A pulse-coupled neural network (PCNN) is a promising image segmentation approach that requires no training. However, it is challenging to successfully apply a PCNN to medical image segmentation due to common but difficult scenarios such as irregular object shapes, blurred boundaries, and intensity inhomogeneity. To improve this situation, a novel framework incorporating fuzzy connectedness ( FC ) is proposed. First, a comparative study of the traditional PCNN models is carried out to analyze the framework and firing mechanism. Then, the characteristic matrix of fuzzy connectedness ( CMFC ) is presented for the first time. The CMFC can provide more intensity information and spatial relationships at the pixel level, which is helpful for producing a more reasonable firing mechanism in the PCNN models. Third, by integrating the CMFC into the PCNN framework models, a construction scheme of FC-PCNN models is designed.
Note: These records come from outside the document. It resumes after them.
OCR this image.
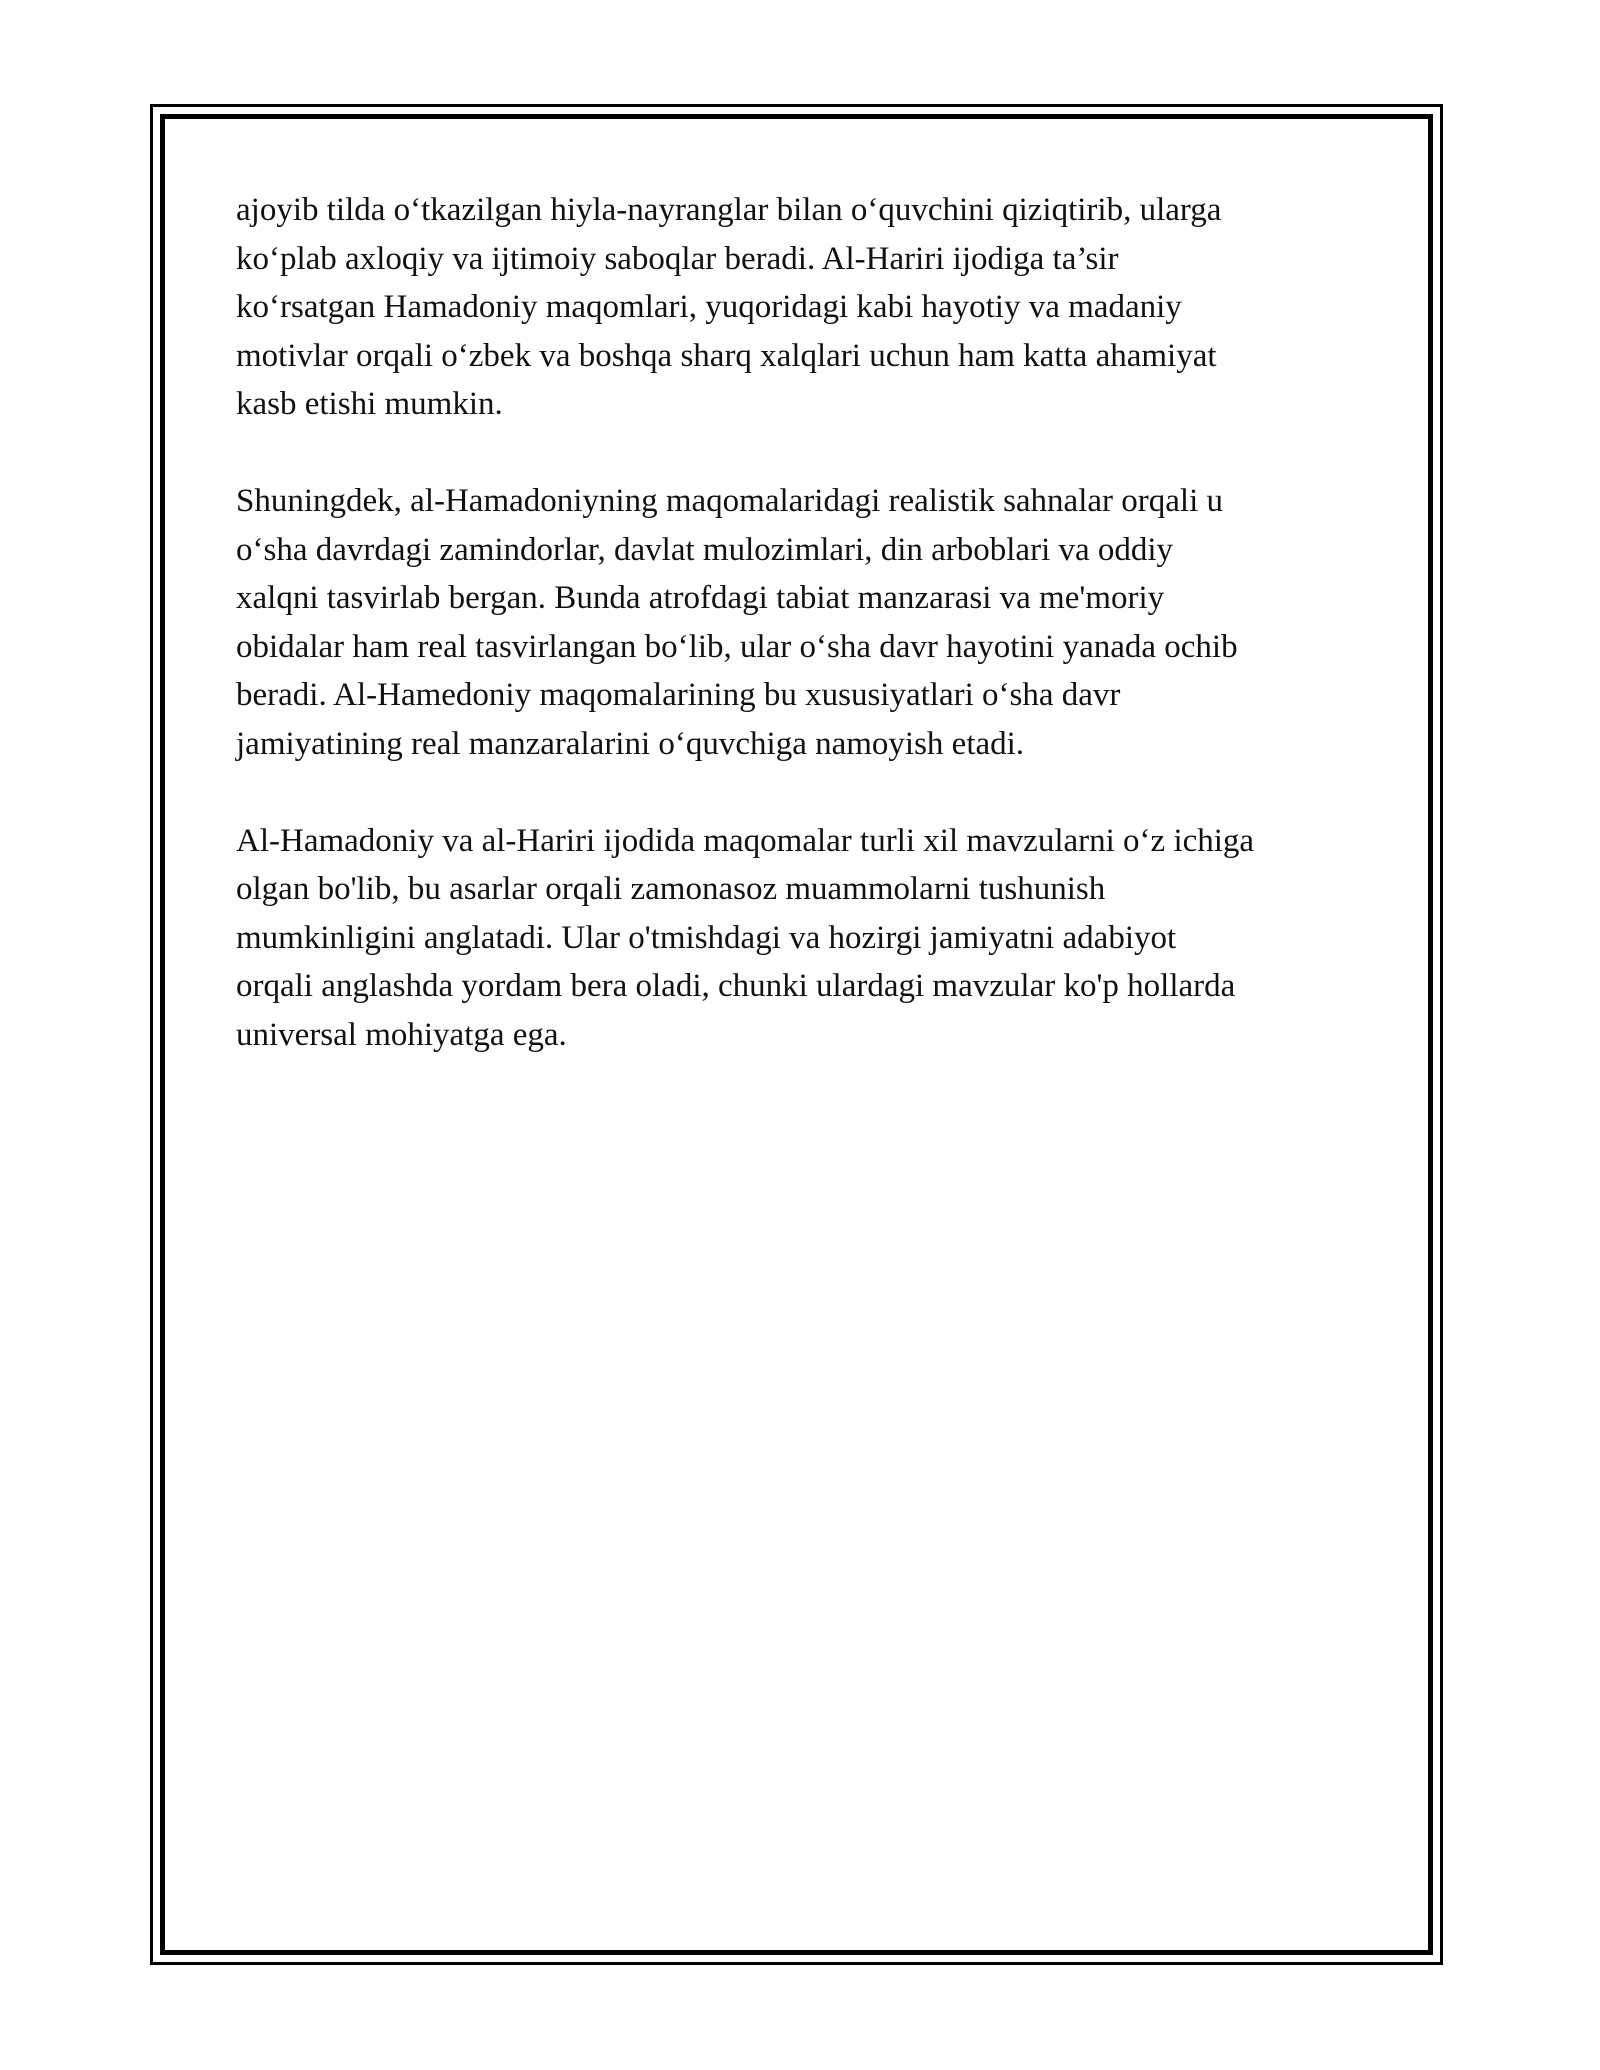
ajoyib tilda o‘tkazilgan hiyla-nayranglar bilan o‘quvchini qiziqtirib, ularga
ko‘plab axloqiy va ijtimoiy saboqlar beradi. Al-Hariri ijodiga ta’sir
ko‘rsatgan Hamadoniy maqomlari, yuqoridagi kabi hayotiy va madaniy
motivlar orqali o‘zbek va boshqa sharq xalqlari uchun ham katta ahamiyat
kasb etishi mumkin.

Shuningdek, al-Hamadoniyning maqomalaridagi realistik sahnalar orqali u
o‘sha davrdagi zamindorlar, davlat mulozimlari, din arboblari va oddiy
xalqni tasvirlab bergan. Bunda atrofdagi tabiat manzarasi va me'moriy
obidalar ham real tasvirlangan bo‘lib, ular o‘sha davr hayotini yanada ochib
beradi. Al-Hamedoniy maqomalarining bu xususiyatlari o‘sha davr
jamiyatining real manzaralarini o‘quvchiga namoyish etadi.

Al-Hamadoniy va al-Hariri ijodida maqomalar turli xil mavzularni o‘z ichiga
olgan bo'lib, bu asarlar orqali zamonasoz muammolarni tushunish
mumkinligini anglatadi. Ular o'tmishdagi va hozirgi jamiyatni adabiyot
orqali anglashda yordam bera oladi, chunki ulardagi mavzular ko'p hollarda
universal mohiyatga ega.
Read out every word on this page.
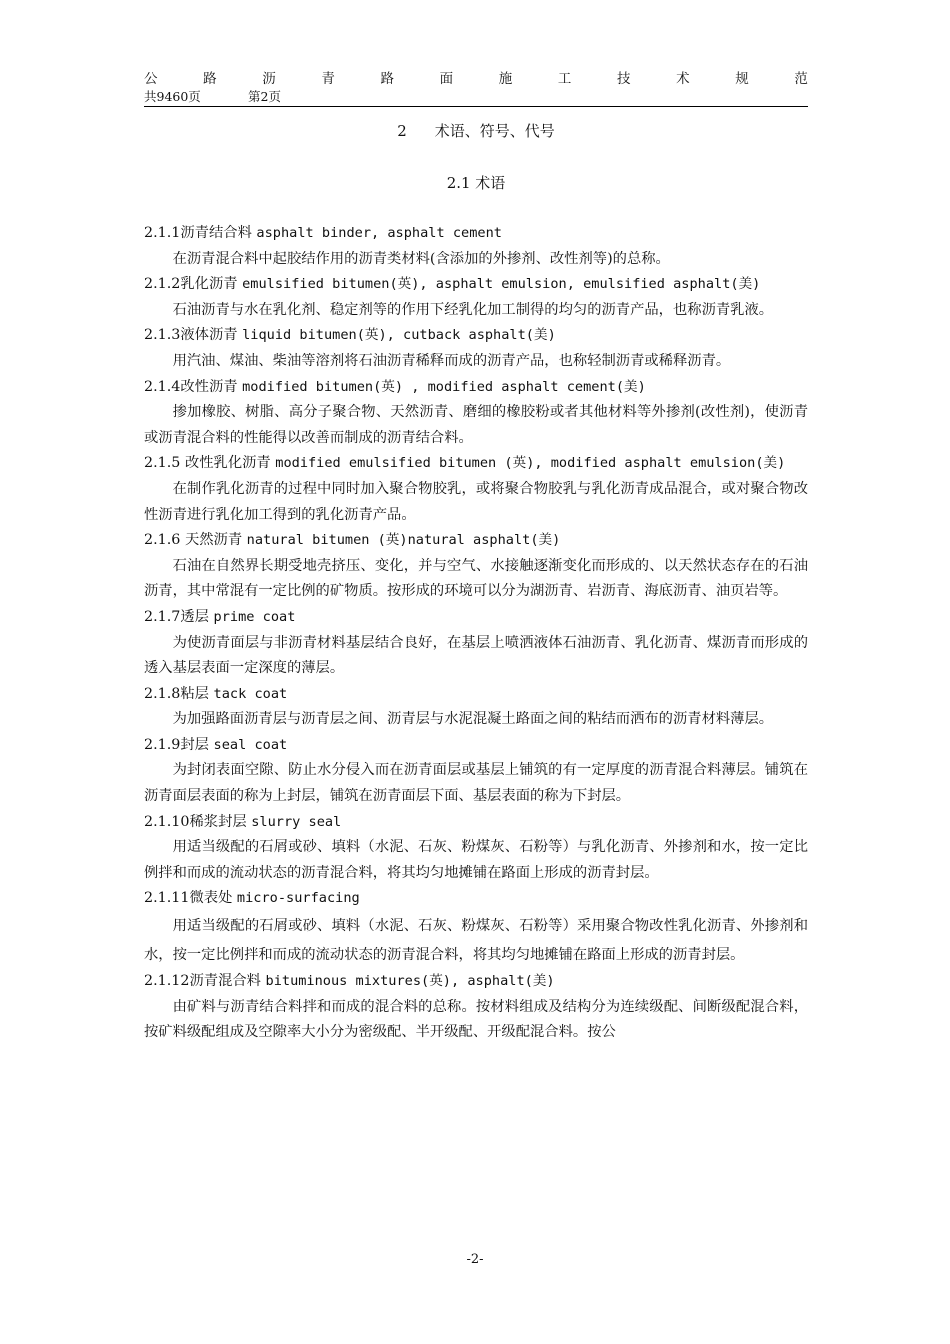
公	路	沥	青	路	面	施	工	技	术	规	范
共9460页	第2页
2 术语、符号、代号
2.1 术语
2.1.1沥青结合料 asphalt binder, asphalt cement
在沥青混合料中起胶结作用的沥青类材料(含添加的外掺剂、改性剂等)的总称。
2.1.2乳化沥青 emulsified bitumen(英), asphalt emulsion, emulsified asphalt(美)
石油沥青与水在乳化剂、稳定剂等的作用下经乳化加工制得的均匀的沥青产品，也称沥青乳液。
2.1.3液体沥青 liquid bitumen(英), cutback asphalt(美)
用汽油、煤油、柴油等溶剂将石油沥青稀释而成的沥青产品，也称轻制沥青或稀释沥青。
2.1.4改性沥青 modified bitumen(英) , modified asphalt cement(美)
掺加橡胶、树脂、高分子聚合物、天然沥青、磨细的橡胶粉或者其他材料等外掺剂(改性剂)，使沥青或沥青混合料的性能得以改善而制成的沥青结合料。
2.1.5 改性乳化沥青 modified emulsified bitumen (英), modified asphalt emulsion(美)
在制作乳化沥青的过程中同时加入聚合物胶乳，或将聚合物胶乳与乳化沥青成品混合，或对聚合物改性沥青进行乳化加工得到的乳化沥青产品。
2.1.6 天然沥青 natural bitumen (英)natural asphalt(美)
石油在自然界长期受地壳挤压、变化，并与空气、水接触逐渐变化而形成的、以天然状态存在的石油沥青，其中常混有一定比例的矿物质。按形成的环境可以分为湖沥青、岩沥青、海底沥青、油页岩等。
2.1.7透层 prime coat
为使沥青面层与非沥青材料基层结合良好，在基层上喷洒液体石油沥青、乳化沥青、煤沥青而形成的透入基层表面一定深度的薄层。
2.1.8粘层 tack coat
为加强路面沥青层与沥青层之间、沥青层与水泥混凝土路面之间的粘结而洒布的沥青材料薄层。
2.1.9封层 seal coat
为封闭表面空隙、防止水分侵入而在沥青面层或基层上铺筑的有一定厚度的沥青混合料薄层。铺筑在沥青面层表面的称为上封层，铺筑在沥青面层下面、基层表面的称为下封层。
2.1.10稀浆封层 slurry seal
用适当级配的石屑或砂、填料（水泥、石灰、粉煤灰、石粉等）与乳化沥青、外掺剂和水，按一定比例拌和而成的流动状态的沥青混合料，将其均匀地摊铺在路面上形成的沥青封层。
2.1.11微表处 micro-surfacing
用适当级配的石屑或砂、填料（水泥、石灰、粉煤灰、石粉等）采用聚合物改性乳化沥青、外掺剂和水，按一定比例拌和而成的流动状态的沥青混合料，将其均匀地摊铺在路面上形成的沥青封层。
2.1.12沥青混合料 bituminous mixtures(英), asphalt(美)
由矿料与沥青结合料拌和而成的混合料的总称。按材料组成及结构分为连续级配、间断级配混合料，按矿料级配组成及空隙率大小分为密级配、半开级配、开级配混合料。按公
-2-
To illustrate this concept, a general solution that can be applied to different PCNN models is developed. Next, the segmentation performances of the proposed FC-PCNN models are evaluated by comparison with the traditional PCNN models, the traditional segmentation methods, and deep learning methods. The test images include synthetic and real medical images from the Internet and three public medical image datasets. The quantitative and visual comparative analysis demonstrates that the proposed FC-PCNN models outperform the traditional PCNN models and the traditional segmentation methods and achieve competitive performance to the deep learning methods. In addition, the proposed FC-PCNN models have favorable capability to eliminate inference from surrounding artifacts.